We started with trucks, but we’re growing beyond trucks to rental cars and vans or any type of rental automobile. If you think about that market, you have the traditional players like Hertz and Enterprise. Probably the biggest player is a company called Turo. We’re more focused on entrepreneurs that want to create a side hustle or existing businesses that want to add a revenue channel.
The marketplace is happening this month. This lets us grow and partner with lots of people that have to run a rental fleet and leverage our technology and the automation. We would provide an all-in-one platform for those fleet operators. We are no longer going to be focused on buying vehicles. It’s more about partnering with other people that are about to put out their own rental fleets.
Where are the trucks based around the city?
We’ve partnered with locations where people need trucks, primarily self-storage locations. In exchange, we provide their customers some incentives when they move in. The storage customers use the truck to get their stuff into the unit, but anyone off the street can come and rent the Fetch truck, not just their customers.
If you think about other places where people would need rental cars — places like auto-body shops, repair centers, service shops — we’re starting to partner with those types of businesses on the rental car side because people drop off their car for service and they need a car. You’ll provide your own insurance; we don’t have any upsell for insurance. You just use your own policy and name it on your rental agreement.
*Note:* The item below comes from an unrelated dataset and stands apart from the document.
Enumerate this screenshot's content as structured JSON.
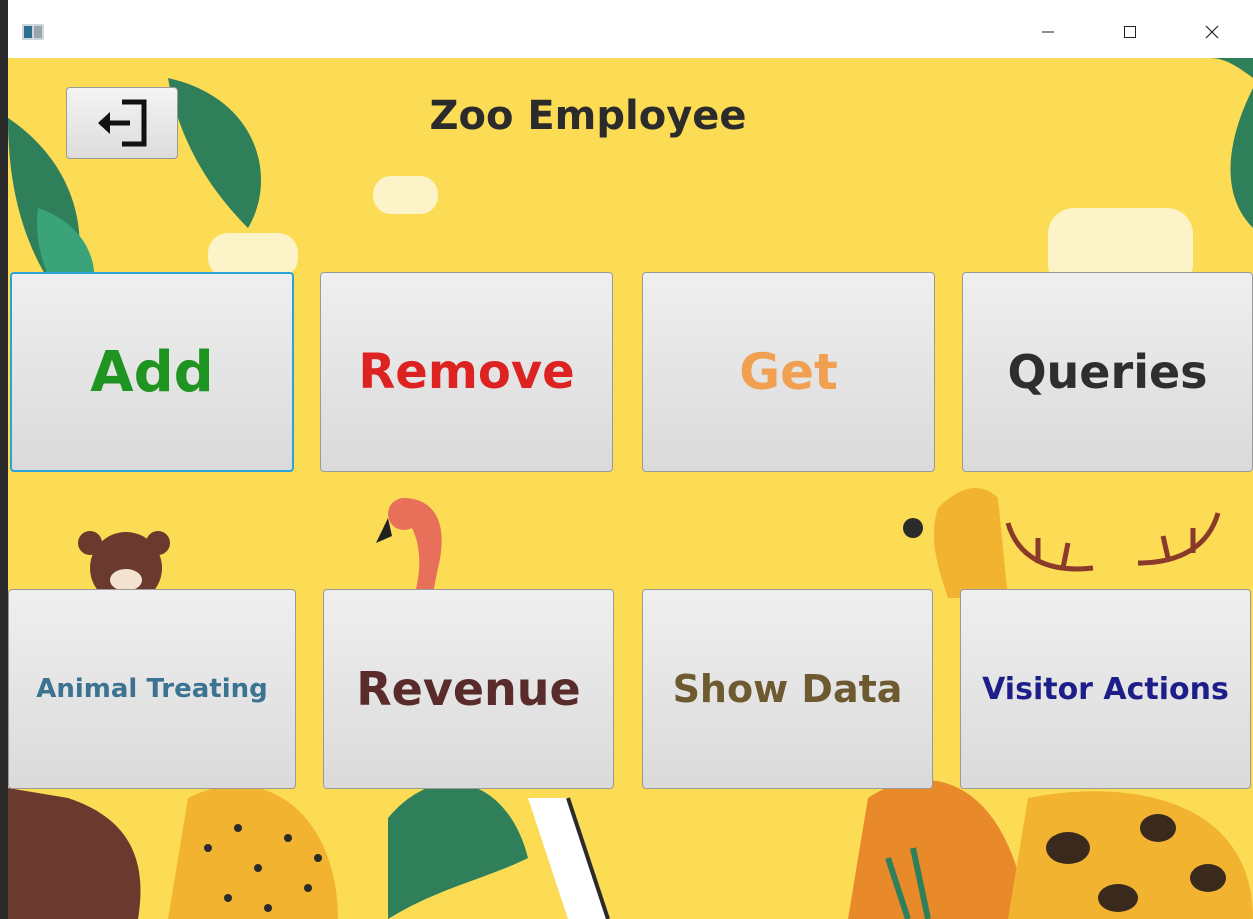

How did your partnership with Roadie come about?
Fetch fits perfectly within their motto of having to move something — I can getting it done quickly and do it on demand. We partnered with them to basically equip all their drivers with access to trucks. It also promoted Roadie to our drivers. We have a lot of small businesses as our customers that are interested in other ways to make additional revenue and income.
It just seems like a really natural partnership. It’s something we’ve been really excited about.
What’s your current funding situation?
We have both angel investors as well as seed funds from Y Combinator and others on the West Coast that have invested. We have a really great platform we’ve built from that. Most likely, we’ll be going back out this year to do more fundraising.
What leadership lessons stand out to you since you started Fetch?
Solve a problem that you have. If you’re solving a problem you have, then it gives you a lot of built-in insights. It lets you create a really compelling experience immediately because you know how you want the experience to feel, you know what was broken about it and you’re building it, really, for yourself. That just gives you a lot of inherent advantage as far as creating something unique that people will respond to.
And then two is we didn’t have the experience fully figured out. I don’t love the advice to launch early, but we did get some advice which has kind of stuck with me, which is “Don’t be afraid to break some eggs.” I think that’s more applicable. Don’t be afraid to make some mistakes. Doesn’t have to be perfect for it to be better.